Dès les années 1980, Marcel Thomann avait entrepris un travail ambitieux, constituant au fil des ans, une importante documentation sur l’histoire des institutions d’Alsace, composée de fiches individuelles explicatives avec mention de sources à consulter, de notices rédigées et de fiches de synthèses. Mais les moyens financiers et quelques «incompatibilités d’humeur » n’avaient pas permis sa mise en œuvre et sa publication. Jean-Pierre Kintz, en 2007, en tant que président, proposa à François Igersheim le poste de rédacteur en chef du Dictionnaire historique des Institutions de l’Alsace. Mais Marcel Thomann souhaitait l’embauche à plein temps d’une secrétaire pour en faire la saisie, ce qui lui fut refusé.
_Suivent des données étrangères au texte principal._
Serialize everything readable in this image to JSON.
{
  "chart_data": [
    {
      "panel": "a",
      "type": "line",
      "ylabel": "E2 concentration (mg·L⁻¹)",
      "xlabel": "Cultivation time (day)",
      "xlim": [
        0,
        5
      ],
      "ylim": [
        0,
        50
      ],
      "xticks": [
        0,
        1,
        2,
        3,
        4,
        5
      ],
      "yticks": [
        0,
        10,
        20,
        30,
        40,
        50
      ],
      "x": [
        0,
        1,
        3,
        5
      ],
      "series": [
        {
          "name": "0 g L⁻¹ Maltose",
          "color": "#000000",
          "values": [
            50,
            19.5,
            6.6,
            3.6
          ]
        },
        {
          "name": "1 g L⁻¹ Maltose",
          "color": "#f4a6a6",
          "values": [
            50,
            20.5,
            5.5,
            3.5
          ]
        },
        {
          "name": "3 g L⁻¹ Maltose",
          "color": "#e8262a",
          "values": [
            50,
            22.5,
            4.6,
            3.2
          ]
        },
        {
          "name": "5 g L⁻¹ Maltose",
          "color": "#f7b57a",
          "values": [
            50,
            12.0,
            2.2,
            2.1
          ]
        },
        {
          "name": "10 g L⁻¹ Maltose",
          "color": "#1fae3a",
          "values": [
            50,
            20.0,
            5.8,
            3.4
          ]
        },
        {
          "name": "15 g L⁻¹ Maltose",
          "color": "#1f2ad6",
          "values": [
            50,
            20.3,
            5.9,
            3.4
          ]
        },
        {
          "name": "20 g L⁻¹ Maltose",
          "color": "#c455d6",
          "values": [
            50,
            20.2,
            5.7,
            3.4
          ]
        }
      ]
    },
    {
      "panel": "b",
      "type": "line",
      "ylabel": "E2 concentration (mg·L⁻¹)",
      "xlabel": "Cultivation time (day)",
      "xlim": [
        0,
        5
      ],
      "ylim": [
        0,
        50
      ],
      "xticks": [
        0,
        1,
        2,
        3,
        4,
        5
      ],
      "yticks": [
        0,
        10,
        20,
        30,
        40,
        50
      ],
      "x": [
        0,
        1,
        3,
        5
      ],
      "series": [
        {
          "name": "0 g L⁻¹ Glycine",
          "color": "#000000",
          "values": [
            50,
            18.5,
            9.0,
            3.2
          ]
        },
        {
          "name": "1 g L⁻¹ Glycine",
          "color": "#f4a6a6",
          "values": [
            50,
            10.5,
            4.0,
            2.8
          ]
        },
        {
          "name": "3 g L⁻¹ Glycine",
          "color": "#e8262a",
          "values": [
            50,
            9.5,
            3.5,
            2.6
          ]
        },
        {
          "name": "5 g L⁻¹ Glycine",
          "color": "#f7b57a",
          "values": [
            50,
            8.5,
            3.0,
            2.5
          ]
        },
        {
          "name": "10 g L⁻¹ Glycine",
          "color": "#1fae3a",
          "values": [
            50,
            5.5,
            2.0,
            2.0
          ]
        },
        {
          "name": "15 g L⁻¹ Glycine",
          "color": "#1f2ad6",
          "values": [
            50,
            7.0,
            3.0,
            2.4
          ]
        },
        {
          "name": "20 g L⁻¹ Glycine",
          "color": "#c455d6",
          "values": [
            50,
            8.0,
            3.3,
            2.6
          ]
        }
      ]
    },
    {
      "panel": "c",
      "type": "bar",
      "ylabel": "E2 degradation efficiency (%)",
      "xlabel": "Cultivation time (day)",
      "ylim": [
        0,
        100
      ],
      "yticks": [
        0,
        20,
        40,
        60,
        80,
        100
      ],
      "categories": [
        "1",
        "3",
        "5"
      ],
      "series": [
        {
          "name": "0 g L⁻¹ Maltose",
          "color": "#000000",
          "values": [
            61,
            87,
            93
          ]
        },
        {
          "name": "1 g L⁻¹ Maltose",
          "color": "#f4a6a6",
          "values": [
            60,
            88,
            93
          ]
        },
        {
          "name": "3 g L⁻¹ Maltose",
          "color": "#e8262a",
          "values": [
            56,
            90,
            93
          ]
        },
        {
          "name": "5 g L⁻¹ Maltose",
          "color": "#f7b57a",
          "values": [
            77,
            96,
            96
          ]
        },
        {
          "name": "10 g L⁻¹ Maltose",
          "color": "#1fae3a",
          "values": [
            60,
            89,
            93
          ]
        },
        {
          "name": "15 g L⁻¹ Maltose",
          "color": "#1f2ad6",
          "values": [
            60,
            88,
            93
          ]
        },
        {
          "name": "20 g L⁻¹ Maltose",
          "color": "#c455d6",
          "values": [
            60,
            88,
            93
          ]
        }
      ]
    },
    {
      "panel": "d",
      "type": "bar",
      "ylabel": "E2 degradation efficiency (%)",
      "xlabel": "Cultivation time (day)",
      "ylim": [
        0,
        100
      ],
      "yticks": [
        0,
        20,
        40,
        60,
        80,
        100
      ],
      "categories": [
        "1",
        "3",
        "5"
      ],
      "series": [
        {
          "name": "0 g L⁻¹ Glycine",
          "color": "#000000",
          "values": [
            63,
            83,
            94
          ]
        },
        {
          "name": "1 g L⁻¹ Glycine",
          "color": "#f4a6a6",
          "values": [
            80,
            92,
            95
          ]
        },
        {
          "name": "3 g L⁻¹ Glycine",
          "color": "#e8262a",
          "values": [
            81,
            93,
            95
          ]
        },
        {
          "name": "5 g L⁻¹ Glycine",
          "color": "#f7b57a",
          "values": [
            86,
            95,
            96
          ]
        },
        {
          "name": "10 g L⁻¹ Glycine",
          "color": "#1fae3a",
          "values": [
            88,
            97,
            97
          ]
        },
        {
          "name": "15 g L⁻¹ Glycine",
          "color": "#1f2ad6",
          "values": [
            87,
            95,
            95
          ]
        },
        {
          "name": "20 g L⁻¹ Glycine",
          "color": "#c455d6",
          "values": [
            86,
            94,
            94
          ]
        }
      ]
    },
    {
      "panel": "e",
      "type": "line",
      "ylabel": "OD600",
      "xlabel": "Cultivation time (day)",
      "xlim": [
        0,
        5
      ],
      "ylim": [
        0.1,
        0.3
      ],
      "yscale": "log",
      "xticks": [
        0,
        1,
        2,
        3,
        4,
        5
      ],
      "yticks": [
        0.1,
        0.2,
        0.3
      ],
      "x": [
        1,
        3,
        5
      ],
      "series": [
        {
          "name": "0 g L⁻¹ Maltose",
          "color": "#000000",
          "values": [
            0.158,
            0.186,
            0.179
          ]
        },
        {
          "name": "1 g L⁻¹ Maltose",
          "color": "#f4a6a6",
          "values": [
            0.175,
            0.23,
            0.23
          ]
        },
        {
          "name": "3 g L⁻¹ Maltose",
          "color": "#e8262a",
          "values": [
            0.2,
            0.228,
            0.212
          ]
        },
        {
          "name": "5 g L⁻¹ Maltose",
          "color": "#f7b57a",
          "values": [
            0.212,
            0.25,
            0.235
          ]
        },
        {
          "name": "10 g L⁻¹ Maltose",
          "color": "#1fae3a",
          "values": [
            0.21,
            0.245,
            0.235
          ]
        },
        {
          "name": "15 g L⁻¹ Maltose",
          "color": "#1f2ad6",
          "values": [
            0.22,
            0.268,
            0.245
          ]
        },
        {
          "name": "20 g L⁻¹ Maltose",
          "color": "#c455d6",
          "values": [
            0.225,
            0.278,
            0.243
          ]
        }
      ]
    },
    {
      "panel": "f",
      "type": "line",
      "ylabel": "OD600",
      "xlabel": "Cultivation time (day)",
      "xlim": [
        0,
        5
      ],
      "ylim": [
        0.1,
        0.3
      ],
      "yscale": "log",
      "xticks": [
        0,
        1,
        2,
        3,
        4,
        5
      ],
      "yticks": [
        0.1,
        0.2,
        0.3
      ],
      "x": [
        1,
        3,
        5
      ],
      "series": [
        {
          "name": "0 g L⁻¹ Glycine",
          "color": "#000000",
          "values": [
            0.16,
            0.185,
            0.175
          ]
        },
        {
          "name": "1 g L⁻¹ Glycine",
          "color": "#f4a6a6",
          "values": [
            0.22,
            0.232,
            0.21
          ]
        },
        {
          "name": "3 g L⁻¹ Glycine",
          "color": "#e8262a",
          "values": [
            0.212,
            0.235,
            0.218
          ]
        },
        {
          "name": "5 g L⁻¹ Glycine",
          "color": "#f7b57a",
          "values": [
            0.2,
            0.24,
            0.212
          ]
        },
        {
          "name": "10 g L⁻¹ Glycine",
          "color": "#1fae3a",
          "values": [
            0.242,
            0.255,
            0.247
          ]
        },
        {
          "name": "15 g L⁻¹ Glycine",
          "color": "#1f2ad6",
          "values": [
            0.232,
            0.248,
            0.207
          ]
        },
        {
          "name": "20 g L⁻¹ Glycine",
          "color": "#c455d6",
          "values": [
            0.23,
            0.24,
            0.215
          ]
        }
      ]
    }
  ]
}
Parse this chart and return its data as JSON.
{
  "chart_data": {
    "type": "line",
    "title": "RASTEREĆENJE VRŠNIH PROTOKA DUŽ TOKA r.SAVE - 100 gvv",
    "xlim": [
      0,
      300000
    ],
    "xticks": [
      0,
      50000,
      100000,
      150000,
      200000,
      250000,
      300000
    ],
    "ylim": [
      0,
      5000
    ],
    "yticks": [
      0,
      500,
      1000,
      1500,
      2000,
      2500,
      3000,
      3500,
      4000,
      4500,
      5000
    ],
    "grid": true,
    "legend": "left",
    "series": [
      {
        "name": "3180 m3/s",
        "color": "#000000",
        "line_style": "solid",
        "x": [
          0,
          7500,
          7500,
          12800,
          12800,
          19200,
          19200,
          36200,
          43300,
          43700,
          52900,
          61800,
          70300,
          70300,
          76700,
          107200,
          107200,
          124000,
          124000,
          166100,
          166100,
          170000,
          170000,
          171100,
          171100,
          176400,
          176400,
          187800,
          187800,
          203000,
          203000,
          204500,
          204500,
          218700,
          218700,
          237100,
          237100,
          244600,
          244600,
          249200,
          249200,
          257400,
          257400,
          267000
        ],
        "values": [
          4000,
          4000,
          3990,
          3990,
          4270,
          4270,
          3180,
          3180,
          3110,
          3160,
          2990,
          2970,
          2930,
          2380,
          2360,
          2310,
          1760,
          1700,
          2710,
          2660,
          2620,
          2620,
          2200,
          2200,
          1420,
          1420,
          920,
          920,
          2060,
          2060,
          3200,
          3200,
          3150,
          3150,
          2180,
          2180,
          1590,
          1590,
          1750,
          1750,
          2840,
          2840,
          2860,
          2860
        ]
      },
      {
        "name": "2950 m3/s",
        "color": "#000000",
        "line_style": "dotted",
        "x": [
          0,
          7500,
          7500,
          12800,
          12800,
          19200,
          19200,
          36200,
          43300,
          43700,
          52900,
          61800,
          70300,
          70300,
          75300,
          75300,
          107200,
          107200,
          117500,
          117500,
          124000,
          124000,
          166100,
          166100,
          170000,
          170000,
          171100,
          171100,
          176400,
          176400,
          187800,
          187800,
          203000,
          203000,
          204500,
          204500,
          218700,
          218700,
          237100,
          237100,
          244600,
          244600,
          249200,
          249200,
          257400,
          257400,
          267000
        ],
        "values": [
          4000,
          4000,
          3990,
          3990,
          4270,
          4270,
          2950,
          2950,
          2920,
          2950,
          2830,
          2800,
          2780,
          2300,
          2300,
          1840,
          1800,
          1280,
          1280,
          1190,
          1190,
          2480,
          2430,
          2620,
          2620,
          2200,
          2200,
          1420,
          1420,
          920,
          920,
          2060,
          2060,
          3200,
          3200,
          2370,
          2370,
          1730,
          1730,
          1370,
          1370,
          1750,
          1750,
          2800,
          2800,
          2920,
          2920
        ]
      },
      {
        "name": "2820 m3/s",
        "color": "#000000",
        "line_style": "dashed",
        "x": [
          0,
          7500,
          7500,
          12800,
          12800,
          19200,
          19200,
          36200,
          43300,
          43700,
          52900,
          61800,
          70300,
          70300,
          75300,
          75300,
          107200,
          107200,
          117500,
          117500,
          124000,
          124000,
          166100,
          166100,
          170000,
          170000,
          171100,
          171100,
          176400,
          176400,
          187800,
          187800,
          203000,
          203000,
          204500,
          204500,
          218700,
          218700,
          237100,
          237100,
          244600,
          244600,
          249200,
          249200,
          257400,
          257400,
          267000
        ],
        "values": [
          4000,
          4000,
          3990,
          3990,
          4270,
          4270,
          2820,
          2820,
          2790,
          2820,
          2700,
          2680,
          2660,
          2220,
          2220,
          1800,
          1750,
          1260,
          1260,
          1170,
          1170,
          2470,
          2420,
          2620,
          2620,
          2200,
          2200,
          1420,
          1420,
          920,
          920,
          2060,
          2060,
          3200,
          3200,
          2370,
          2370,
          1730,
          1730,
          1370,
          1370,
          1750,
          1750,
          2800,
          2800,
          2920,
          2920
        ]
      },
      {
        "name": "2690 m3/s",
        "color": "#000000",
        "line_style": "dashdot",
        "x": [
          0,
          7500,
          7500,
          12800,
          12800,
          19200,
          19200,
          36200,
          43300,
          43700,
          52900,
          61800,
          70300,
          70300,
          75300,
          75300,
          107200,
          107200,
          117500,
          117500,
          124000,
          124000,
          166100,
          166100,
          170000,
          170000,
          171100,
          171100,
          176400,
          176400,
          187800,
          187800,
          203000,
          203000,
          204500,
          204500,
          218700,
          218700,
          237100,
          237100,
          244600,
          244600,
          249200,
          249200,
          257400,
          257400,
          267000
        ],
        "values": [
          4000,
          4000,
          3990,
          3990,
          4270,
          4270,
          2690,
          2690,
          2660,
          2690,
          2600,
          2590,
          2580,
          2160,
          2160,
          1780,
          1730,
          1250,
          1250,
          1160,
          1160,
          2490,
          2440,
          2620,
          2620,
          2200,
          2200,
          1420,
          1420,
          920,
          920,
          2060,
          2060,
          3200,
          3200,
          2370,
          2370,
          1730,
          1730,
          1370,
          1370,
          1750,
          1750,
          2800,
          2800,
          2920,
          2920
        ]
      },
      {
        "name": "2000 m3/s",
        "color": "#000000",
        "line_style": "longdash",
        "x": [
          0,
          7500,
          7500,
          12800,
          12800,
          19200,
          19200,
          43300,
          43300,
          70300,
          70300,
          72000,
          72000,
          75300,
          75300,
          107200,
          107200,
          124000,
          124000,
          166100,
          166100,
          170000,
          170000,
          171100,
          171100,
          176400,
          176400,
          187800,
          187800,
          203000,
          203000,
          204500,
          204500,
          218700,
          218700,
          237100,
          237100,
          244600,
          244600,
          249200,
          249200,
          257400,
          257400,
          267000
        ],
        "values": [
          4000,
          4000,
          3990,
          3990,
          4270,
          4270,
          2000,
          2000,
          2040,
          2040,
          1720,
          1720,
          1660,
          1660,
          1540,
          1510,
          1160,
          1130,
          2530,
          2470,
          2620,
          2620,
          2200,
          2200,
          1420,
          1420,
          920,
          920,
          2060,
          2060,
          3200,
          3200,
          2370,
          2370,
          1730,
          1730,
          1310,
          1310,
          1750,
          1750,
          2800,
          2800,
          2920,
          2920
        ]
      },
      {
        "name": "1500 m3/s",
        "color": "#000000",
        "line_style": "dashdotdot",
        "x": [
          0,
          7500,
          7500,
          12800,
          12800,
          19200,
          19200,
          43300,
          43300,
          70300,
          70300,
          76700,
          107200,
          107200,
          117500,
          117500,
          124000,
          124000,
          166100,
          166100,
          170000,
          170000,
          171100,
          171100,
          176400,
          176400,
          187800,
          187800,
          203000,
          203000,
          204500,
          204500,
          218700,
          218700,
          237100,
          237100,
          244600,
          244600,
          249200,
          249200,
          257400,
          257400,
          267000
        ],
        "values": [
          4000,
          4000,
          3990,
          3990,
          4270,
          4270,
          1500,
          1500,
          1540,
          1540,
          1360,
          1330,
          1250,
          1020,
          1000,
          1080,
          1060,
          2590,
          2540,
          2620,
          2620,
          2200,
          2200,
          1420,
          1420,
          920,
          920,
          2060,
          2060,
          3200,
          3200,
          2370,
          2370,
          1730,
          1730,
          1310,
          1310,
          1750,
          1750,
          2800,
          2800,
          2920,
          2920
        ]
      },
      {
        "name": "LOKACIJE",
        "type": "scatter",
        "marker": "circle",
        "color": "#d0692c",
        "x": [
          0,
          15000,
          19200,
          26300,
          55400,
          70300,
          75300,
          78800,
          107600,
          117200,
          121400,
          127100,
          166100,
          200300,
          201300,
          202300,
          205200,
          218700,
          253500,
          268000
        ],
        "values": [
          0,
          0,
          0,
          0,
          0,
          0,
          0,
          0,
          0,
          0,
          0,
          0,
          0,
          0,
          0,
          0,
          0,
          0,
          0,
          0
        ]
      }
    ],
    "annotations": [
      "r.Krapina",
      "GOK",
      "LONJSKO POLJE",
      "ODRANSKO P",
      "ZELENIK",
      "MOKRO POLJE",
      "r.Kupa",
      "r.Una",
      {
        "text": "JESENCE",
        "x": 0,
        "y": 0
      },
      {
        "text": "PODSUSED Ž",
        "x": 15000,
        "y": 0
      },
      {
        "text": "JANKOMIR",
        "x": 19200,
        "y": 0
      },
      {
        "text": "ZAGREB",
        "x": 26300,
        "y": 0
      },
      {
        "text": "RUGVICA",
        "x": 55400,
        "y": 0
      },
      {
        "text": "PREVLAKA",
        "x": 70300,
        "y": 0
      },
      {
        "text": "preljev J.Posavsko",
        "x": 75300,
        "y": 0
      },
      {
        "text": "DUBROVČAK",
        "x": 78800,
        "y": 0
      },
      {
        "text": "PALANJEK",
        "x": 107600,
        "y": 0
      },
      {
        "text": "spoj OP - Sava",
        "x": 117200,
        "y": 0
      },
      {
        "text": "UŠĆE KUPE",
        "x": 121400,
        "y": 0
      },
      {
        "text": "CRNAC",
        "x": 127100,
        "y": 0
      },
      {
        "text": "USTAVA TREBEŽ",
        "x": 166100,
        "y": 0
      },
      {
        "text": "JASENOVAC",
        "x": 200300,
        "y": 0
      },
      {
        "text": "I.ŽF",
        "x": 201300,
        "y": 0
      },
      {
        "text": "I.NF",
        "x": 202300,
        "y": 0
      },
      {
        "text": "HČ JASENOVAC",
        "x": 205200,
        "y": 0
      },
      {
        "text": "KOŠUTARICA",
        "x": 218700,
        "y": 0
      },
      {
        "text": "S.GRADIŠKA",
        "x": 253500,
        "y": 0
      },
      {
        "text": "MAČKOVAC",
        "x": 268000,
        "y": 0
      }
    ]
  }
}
La rédaction des notices de la lettre A se poursuivit cependant, à l’Institut d’histoire de l’Alsace, avec quelques auteurs et des membres du comité fédéral. En 2008, Marcel Thomann accepta de signer une charte avec la nouvelle présidente Gabrielle Claerr Stamm, charte qui lui garantissait que le DHIA serait bien édité par la Fédération qui en resterait la propriétaire, et que tous les documents qu’il remettrait, resteraient sous la responsabilité de cette dernière. En 2010, paraissait la lettre A du DHIA, le fascicule fut officiellement remis à Marcel Thomann lors de l’Assemblée générale.
Marcel Thomann avait lancé le Nouveau Dictionnaire de Biographie alsacienne en 1981 ; il contribua régulièrement à sa parution, signant plus de 230 notices. Pour plus de détails on se reportera à son index, dernier fascicule de la collection, ainsi qu’à la notice consacrée à Marcel Thomann rédigée par Jean-François Fuchs.
Peu de livres portent la signature de Marcel Thomann, signalons son très beau travail sur les orgues, sa passion. On connait son investissement pour celui de Marmoutier, sa ville natale, où il est à l’origine du Centre européen de l’orgue (CEO), avec un Centre d’interprétation du patrimoine (CIP). En 2000, aux Éditions du Signe, il publie « Le monde mystérieux de l’orgue ». Plus curieux, un fascicule de 16 pages, parus en 1968, « L’influence du philosophe allemand Christian Wolf (1679-1754) sur « l’Encyclopédie » et la pensée politique et juridique du XVIIIe siècle français ». En 2008, il participe à la rédaction de l’ouvrage consacré au Bicentenaire de la Faculté de droit de Strasbourg (Presses Universitaires de Strasbourg-Payot). En 1987, 1989 et 1993, il dirige les thèses de ses étudiants en droit dont celle d’Emile Rudolf consacrée à « La femme dans le droit pénal alsacien jusqu’à la fin de l’Ancien Régime ». Il contribua également à l’Encyclopédie Universalis, par deux articles consacrés à la « Théorie du caméralisme » et au « Philosophe Christian von Wolf ».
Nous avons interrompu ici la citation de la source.